TX files

Started by digitalguru, July 27, 2021, 04:58:12 PM

Previous topic - Next topic

digitalguru

I discovered by accident that Terragen reads .tx image files (generated in Maya/Arnold from .png)

Does that mean Terragen can take advantage of .tx files that are mipmapped for memory management?

WAS

Isn't .tx just an arbitrary format? It holds the data for either JPG/PNG/BMP/EXR/TIFF with their respective format headers? So Terragen is just reading a "PNG" image for example.

Similar to if you renamed image.jpeg to image.notaimage it's still going to look for the appropriate header information, which is JPEG, and load that info.

digitalguru

#2
Quote from: WAS on July 27, 2021, 07:18:47 PMIsn't .tx just an arbitrary format? It holds the data for either JPG/PNG/BMP/EXR/TIFF with their respective format headers? So Terragen is just reading a "PNG" image for example.

Similar to if you renamed image.jpeg to image.notaimage it's still going to look for the appropriate header information, which is JPEG, and load that info.

You're absolutely right, but the conversion to .tx also mip-maps the texture - so it stores decreasing levels of resolution by powers of two - so when rendered an DCC renderer (Arnold for instance) can pick a lower rez version of the texture depending on the distance from the camera - textures then load faster and take up less memory. This could be very useful for populations for instance.
I'm tending to think Terragen doesn't do this or it might be listed as a feature. It may be that Terragen has other methods of managing texture memory that might exclude this being useful.

I'm currently writing an app that (amongst other things) converts Maya shaders to the Terragen default shader - if there is no advantage to keeping the .tx file attached to a shader, then I'll include a function to hunt for the original file the .tx was converted from (as keeping a .tx raises other issues)

Matt

At the moment (Terragen 4.5) we don't have dedicated support for .tx files.
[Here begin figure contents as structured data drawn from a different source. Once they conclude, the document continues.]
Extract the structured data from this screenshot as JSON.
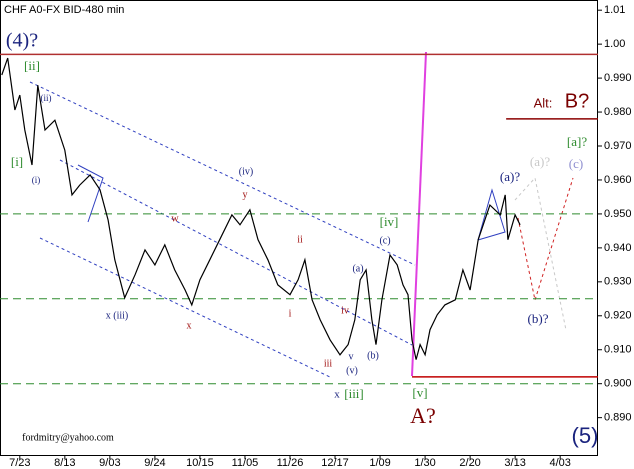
{
  "chart_data": {
    "type": "line",
    "title": "CHF A0-FX BID-480 min",
    "xlim": [
      -0.44,
      12.84
    ],
    "xticks": [
      {
        "value": 0,
        "label": "7/23"
      },
      {
        "value": 1,
        "label": "8/13"
      },
      {
        "value": 2,
        "label": "9/03"
      },
      {
        "value": 3,
        "label": "9/24"
      },
      {
        "value": 4,
        "label": "10/15"
      },
      {
        "value": 5,
        "label": "11/05"
      },
      {
        "value": 6,
        "label": "11/26"
      },
      {
        "value": 7,
        "label": "12/17"
      },
      {
        "value": 8,
        "label": "1/09"
      },
      {
        "value": 9,
        "label": "1/30"
      },
      {
        "value": 10,
        "label": "2/20"
      },
      {
        "value": 11,
        "label": "3/13"
      },
      {
        "value": 12,
        "label": "4/03"
      }
    ],
    "ylim": [
      0.879,
      1.013
    ],
    "yticks": [
      1.01,
      {
        "value": 1.0,
        "label": "1.00"
      },
      {
        "value": 0.99,
        "label": "0.990"
      },
      {
        "value": 0.98,
        "label": "0.980"
      },
      {
        "value": 0.97,
        "label": "0.970"
      },
      {
        "value": 0.96,
        "label": "0.960"
      },
      {
        "value": 0.95,
        "label": "0.950"
      },
      {
        "value": 0.94,
        "label": "0.940"
      },
      {
        "value": 0.93,
        "label": "0.930"
      },
      {
        "value": 0.92,
        "label": "0.920"
      },
      {
        "value": 0.91,
        "label": "0.910"
      },
      {
        "value": 0.9,
        "label": "0.900"
      },
      {
        "value": 0.89,
        "label": "0.890"
      }
    ],
    "series": [
      {
        "color": "#000000",
        "x": [
          -0.4,
          -0.27,
          -0.11,
          0,
          0.11,
          0.27,
          0.4,
          0.56,
          0.78,
          1.0,
          1.16,
          1.33,
          1.56,
          1.78,
          1.96,
          2.11,
          2.33,
          2.56,
          2.78,
          3.0,
          3.22,
          3.44,
          3.67,
          3.82,
          4.0,
          4.22,
          4.44,
          4.71,
          4.89,
          5.11,
          5.29,
          5.51,
          5.73,
          6.0,
          6.18,
          6.33,
          6.49,
          6.67,
          6.89,
          7.11,
          7.29,
          7.44,
          7.56,
          7.69,
          7.82,
          7.91,
          8.04,
          8.22,
          8.38,
          8.51,
          8.62,
          8.71,
          8.8,
          8.89,
          9.0,
          9.11,
          9.27,
          9.44,
          9.67,
          9.84,
          10.0,
          10.18,
          10.44,
          10.67,
          10.78,
          10.84,
          11.0,
          11.11
        ],
        "values": [
          0.9909,
          0.9959,
          0.9806,
          0.985,
          0.9747,
          0.9644,
          0.9879,
          0.9747,
          0.9776,
          0.9688,
          0.9556,
          0.9585,
          0.9615,
          0.9571,
          0.9482,
          0.9365,
          0.9253,
          0.9321,
          0.9394,
          0.935,
          0.9409,
          0.9335,
          0.9276,
          0.9232,
          0.9306,
          0.9365,
          0.9424,
          0.9497,
          0.9468,
          0.9512,
          0.9424,
          0.9365,
          0.9291,
          0.9262,
          0.9306,
          0.9365,
          0.9247,
          0.9188,
          0.9129,
          0.9085,
          0.9115,
          0.9188,
          0.9306,
          0.9335,
          0.9188,
          0.9115,
          0.9247,
          0.9379,
          0.935,
          0.9291,
          0.9262,
          0.9129,
          0.9071,
          0.9115,
          0.9085,
          0.9159,
          0.9203,
          0.9232,
          0.9247,
          0.9335,
          0.9276,
          0.9424,
          0.9526,
          0.9497,
          0.9556,
          0.9424,
          0.9497,
          0.9468
        ]
      }
    ],
    "levels": [
      {
        "value": 0.997,
        "color": "#b03030",
        "dash": false,
        "from": -0.44
      },
      {
        "value": 0.95,
        "color": "#2e8b2e",
        "dash": true,
        "from": -0.44
      },
      {
        "value": 0.925,
        "color": "#2e8b2e",
        "dash": true,
        "from": -0.44
      },
      {
        "value": 0.9,
        "color": "#2e8b2e",
        "dash": true,
        "from": -0.44
      },
      {
        "value": 0.902,
        "color": "#c00000",
        "dash": false,
        "from": 8.71
      },
      {
        "value": 0.978,
        "color": "#8b0000",
        "dash": false,
        "from": 10.8
      }
    ],
    "annotations": [
      "(4)?",
      "[ii]",
      "(ii)",
      "[i]",
      "(i)",
      "x (iii)",
      "w",
      "x",
      "(iv)",
      "y",
      "ii",
      "i",
      "iii",
      "iv",
      "v",
      "(v)",
      "x",
      "[iii]",
      "(a)",
      "(b)",
      "(c)",
      "[iv]",
      "[v]",
      "A?",
      "(a)?",
      "(a)?",
      "(c)",
      "[a]?",
      "(b)?",
      "Alt:",
      "B?",
      "(5)",
      "fordmitry@yahoo.com"
    ]
  }
}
I wasn't aware that Terragen could load them. Maybe they are handled by the FreeImage library that we use. If that's true, mipmapping would be ignored and the tiled memory layout would be lost when converting to our internal texture representation which is currently flat. But perhaps it would be useful to do some benchmarks on very large files to see if there are other advantages to .tx over other formats.
Just because milk is white doesn't mean that clouds are made of milk.

digitalguru

Thanks Matt, that's good to know.

That's not a problem, if a .tx was passed to Terragen it would almost certainly be linearised and I just want to pipe it into a Default Shader. If there was a performance gain from loading the .tx - it would be worth setting up an image map shader to keep the color .tx maps linear.

Easier to just find the original sRGB file instead, which was the original plan.